Just like every other person who has ever been lucky enough to own (or, rather, be owned by) a cat, I believe that my black, furry, bean-toed friend is the most wonderful creature ever to walk the Earth.
He's certainly the only one I would ever let walk across my face at 4am in a shameless bid to gain my attention… (unless, of course, I ever get another cat).
Yes, since my purring bundle of joy came into my life 8 years ago in an act of ingenious and adorable stealth – hiding in my coat pocket as a kitten in the hope I would take him home – I have been well and truly addicted to the cat-lady life.
However, it's fair to say that being owned by a cat can have some weird effects on your behaviour. If you're wondering whether you too could fall into the cat-lady (or man!) trap, look no further: here are the 9 warning signs to look out for…
1.You Spend Half the Day Hovering in Doorways
We've all been there: standing in the doorway for what seems like forever, watching your four-legged friend do their own bizarre rendition of the okey-cokey, where the 'in's and the 'out's are spaced a few minutes apart. You wouldn't tolerate this level of indecisiveness in anyone else, but they're cute enough to make it work.
2.It’s Not So Much Getting from A to B, as from A to Z
Remember the days when you could walk directly across the kitchen without worrying what (or who) you might step on? Not anymore – each excursion has been transformed into an elaborate tango in which you are expected to pre-empt the precise position your cat might choose to place its tail at any given moment. Forget this at your peril.

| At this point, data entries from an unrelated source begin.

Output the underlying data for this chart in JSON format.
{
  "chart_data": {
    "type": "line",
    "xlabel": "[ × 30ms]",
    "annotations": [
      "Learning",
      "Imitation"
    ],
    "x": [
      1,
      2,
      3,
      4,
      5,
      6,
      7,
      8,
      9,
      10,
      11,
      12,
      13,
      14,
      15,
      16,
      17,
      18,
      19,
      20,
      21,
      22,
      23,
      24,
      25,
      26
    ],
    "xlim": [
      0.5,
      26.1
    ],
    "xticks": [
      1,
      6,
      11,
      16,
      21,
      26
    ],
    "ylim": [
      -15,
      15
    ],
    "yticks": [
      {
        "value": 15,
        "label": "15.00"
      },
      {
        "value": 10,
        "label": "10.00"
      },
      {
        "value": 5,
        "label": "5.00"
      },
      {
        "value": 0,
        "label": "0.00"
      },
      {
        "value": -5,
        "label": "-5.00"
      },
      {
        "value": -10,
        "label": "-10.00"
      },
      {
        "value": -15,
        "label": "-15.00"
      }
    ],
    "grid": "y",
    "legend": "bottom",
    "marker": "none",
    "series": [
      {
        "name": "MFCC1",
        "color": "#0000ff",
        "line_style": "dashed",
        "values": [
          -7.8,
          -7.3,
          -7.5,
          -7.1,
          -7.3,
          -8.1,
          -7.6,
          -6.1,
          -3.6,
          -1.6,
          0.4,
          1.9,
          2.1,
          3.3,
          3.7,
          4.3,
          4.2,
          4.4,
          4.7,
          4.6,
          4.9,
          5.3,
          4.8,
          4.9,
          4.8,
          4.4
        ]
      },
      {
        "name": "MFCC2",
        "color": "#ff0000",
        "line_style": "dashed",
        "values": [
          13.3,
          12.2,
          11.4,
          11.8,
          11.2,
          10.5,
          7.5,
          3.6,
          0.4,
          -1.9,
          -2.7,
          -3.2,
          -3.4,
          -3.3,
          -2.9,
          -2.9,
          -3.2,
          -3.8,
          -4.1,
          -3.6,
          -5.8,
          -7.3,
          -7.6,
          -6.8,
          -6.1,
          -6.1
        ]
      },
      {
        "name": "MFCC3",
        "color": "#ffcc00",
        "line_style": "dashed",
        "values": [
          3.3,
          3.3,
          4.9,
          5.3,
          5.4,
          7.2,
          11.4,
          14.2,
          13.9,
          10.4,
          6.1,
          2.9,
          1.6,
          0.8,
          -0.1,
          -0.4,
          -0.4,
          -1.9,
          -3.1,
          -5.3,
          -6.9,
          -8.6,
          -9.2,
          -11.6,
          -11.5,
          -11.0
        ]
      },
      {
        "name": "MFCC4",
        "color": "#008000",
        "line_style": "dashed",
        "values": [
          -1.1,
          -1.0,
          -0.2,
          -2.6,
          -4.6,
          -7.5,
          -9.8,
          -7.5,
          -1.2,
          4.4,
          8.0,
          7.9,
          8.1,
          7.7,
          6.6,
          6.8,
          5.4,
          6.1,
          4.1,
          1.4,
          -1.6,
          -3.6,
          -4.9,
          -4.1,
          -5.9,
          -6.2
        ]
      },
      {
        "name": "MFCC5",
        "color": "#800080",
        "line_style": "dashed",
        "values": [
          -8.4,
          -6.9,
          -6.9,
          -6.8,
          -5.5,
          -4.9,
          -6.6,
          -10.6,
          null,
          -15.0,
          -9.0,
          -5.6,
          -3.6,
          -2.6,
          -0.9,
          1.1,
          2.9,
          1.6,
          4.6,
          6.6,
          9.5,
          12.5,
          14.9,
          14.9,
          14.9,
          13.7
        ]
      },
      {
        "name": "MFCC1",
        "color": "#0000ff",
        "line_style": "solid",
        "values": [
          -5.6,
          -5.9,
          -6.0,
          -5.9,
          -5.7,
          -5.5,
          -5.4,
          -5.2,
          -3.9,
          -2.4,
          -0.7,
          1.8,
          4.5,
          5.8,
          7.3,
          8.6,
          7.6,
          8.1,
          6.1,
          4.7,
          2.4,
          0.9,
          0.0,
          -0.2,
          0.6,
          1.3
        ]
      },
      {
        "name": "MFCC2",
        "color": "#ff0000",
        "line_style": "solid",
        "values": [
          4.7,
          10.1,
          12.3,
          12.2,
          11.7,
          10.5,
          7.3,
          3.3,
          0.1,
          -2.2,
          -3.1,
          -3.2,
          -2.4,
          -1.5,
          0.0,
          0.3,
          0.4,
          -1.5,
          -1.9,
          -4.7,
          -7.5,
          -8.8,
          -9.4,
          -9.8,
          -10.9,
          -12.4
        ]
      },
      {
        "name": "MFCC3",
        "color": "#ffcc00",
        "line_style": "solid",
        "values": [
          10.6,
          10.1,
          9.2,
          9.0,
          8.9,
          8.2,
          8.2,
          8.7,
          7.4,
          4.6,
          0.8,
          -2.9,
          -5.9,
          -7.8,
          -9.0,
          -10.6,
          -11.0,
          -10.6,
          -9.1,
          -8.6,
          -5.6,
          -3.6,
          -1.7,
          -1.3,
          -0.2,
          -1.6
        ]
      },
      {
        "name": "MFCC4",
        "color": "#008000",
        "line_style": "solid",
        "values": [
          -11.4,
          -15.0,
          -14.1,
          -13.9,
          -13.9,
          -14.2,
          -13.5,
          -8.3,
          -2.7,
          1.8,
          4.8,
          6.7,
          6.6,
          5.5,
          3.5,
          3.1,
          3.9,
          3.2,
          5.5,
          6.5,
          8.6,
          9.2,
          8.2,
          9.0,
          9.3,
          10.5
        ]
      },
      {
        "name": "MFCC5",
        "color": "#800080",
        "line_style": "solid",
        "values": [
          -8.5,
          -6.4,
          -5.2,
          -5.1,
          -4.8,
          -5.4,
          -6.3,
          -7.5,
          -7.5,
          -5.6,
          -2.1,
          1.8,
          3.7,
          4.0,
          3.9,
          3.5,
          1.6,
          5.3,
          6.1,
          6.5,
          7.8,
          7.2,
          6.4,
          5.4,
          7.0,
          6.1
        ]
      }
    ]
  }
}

3.You Often Go Out Looking Like Chewbacca
Wearing fur is unjustifiable… unless of course it's been bestowed upon you during snuggles by your loving pet, in which case it's cat-lady chic (at least, that's what us cat moms tell ourselves). I have long since surrendered to the inevitability of having every item of clothing I own covered in cat hair. My solution? Wear nothing but black (You can still see the hair. I'm not fooling anyone.)
4.“Meow” Can Become an In-Depth Conversation
Talking to your cat is one thing, but when you start becoming convinced that they're talking back, you've entered the crazy cat lady danger zone… and I say that as a person who lives her life quite happily in that danger zone.
5.You’ve Become a Culinary Expert in Cat Food
When it comes to food, I'll eat pretty much anything so long as it comes with fries. My cat is not so easy to please. Feeding time has become strategic, but I am well-prepared for his Michelin star standards: I not only know my cat's favourite brand of pet food, but what he likes when he doesn't like what he normally likes, what he likes when he's not actually hungry, and what he likes when he thinks I'm not looking. I've basically become a one-woman cat restaurant.
6.You Photograph Your Cat Like Other People Photograph Their Kids
"Oh, so little Julian has just started at primary school? That's a cute photo. Here, now look at my little munchkin in his favourite bow-tie" *shows endless stream of cat pictures* 'Cos that's totally normal… right?
7.You Sacrifice Your Comfort So Your Pet Doesn’t Have To
Pretty much every surface in my house – including me – now functions as kitty furniture. Resistance is futile.
8.You Buy Your Cat Presents (Even Though You Know They’d Rather Have the Box It Arrived In)
In fairness, my cat really loves cardboard. Possibly more than he loves me. It's a toss-up. If the box figures out how to dispense treats, I'm toast.
9.You Pretend They’re Going to Live Forever
I mean, 9 lives is a pretty long time, right?